Jumping off from two players who firmly established second base as a power position, I took a look at the only second sacker in the bunch who ever recorded a 40 homer season. When he retired in 1997, Hall of Famer Ryne Sandberg was the all-time leader in home runs as a second baseman (later to be passed by Kent). During Sandberg's five-year peak with the Chicago Cubs from 1988-1992, he posted the following line:

.291/.357/.494/.851, OPS+ 133

Here we see Altuve matching or besting a Hall of Fame player across the board during the prime of his career. Yes, Sandberg was a pioneer in terms of major offensive damage being done by a second baseman and the position has since shifted in that direction, but again, we're talking about a player of far larger stature than the Astros all-star.

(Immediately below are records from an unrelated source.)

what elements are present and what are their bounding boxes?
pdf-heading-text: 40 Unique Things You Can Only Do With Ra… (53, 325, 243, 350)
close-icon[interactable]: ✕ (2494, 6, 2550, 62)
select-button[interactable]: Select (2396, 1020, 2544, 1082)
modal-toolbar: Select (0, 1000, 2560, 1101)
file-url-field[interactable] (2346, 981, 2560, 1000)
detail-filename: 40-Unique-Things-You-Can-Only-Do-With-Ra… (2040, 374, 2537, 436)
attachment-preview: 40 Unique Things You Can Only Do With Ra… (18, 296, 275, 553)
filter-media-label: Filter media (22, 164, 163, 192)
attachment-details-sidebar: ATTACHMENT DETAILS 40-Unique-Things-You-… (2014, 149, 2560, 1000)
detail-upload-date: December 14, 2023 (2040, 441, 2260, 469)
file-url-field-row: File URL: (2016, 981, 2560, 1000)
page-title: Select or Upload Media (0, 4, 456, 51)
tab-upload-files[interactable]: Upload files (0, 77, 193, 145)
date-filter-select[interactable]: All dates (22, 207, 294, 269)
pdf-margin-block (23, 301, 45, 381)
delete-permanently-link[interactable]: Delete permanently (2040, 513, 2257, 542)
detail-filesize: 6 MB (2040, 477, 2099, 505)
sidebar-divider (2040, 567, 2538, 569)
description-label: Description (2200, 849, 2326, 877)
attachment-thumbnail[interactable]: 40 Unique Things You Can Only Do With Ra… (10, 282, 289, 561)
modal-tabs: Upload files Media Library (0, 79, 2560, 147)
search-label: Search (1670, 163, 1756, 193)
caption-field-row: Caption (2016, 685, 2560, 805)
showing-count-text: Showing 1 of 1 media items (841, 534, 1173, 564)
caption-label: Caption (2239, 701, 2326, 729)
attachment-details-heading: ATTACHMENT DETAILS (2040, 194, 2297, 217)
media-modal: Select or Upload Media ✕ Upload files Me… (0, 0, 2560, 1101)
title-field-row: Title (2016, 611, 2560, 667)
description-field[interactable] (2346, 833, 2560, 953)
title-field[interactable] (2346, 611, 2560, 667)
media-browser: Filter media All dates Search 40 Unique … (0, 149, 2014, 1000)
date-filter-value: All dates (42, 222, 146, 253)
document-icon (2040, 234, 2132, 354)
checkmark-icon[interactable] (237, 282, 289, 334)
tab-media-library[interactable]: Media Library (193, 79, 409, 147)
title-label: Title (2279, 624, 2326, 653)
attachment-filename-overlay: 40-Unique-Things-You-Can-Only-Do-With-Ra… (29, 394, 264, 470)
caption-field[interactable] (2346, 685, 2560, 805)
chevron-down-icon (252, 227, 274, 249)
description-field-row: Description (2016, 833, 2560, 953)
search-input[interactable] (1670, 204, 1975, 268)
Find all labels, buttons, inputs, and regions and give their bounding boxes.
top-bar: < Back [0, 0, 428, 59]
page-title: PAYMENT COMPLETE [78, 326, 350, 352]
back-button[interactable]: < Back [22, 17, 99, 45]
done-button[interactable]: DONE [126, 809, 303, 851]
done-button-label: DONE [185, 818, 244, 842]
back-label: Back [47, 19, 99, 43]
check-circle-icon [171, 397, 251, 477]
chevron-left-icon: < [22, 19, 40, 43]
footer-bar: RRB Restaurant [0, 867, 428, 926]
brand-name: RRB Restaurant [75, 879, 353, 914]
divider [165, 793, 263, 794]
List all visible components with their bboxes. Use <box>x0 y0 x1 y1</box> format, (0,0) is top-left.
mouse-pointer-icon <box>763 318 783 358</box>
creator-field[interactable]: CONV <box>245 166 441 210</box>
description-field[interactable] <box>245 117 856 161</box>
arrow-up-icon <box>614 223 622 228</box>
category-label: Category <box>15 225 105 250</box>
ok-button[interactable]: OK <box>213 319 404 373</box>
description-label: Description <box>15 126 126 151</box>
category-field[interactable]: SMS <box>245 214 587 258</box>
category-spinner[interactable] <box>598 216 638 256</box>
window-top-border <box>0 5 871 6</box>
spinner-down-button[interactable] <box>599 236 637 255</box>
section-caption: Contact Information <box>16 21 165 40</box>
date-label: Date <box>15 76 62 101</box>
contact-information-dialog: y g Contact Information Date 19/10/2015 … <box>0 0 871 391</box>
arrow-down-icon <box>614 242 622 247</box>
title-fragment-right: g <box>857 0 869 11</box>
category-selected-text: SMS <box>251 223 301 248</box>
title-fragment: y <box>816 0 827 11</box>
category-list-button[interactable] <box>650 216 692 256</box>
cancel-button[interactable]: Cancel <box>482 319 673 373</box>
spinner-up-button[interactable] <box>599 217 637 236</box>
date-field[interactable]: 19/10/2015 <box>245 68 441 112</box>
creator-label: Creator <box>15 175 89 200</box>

To find the player Altuve is truly chasing in terms of the best five-year offensive run by a second baseman over the last 50 years, I had to go back to the 1970s, and the legendary second baseman of the famed Big Red Machine, Joe Morgan. Now 35 years since his retirement, its easy to forget just what made the 1975 and 1976 National League MVP and Hall of Famer Morgan one of the greatest players of his era. From 1973-1977, "The Little General" was in a class of his own:

.303/.431/.508/.940, OPS+ 160

Morgan is a much better comp to Altuve in terms of the style of player he was, but where Altuve is generally aggressive at the plate (averaged just 41 walks per year since 2014) Morgan was as patient as they come. He topped 100 walks in five straight years from '73-'77, and that ability to work free passes from pitchers translated into five consecutive years with an OBP over .400, twice leading the majors. The Reds legend also scored more than 100 runs in each of those years, and was also a poster child for the renaissance of the stolen base that took place during the decade, topping 60 steals three times during the stretch.

Silver Sluggers were not awarded until the 1980 season, but Morgan undoubtedly would have had the award locked down during his prime years in Cincinnati. He did, however, stack five consecutive Gold Gloves during the run. By comparison, Altuve has only garnered that defensive award once to this point in his career.

While it would take a Herculean effort by Altuve over the rest of the 2018 campaign to match Morgan's on-base numbers, the reigning MVP sits just 12 points behind Morgan's five-year slugging percentage, and his average OPS+ can remain comparable if he can continue his torrid hit spree.

To determine which second baseman has truly posted the greatest five-year stretch in history depends on what area of offensive production one values most, be it power, speed, on-base ability, etc. However, the fact remains that Altuve has put himself into the conversation with the outstanding string of seasons he's put together.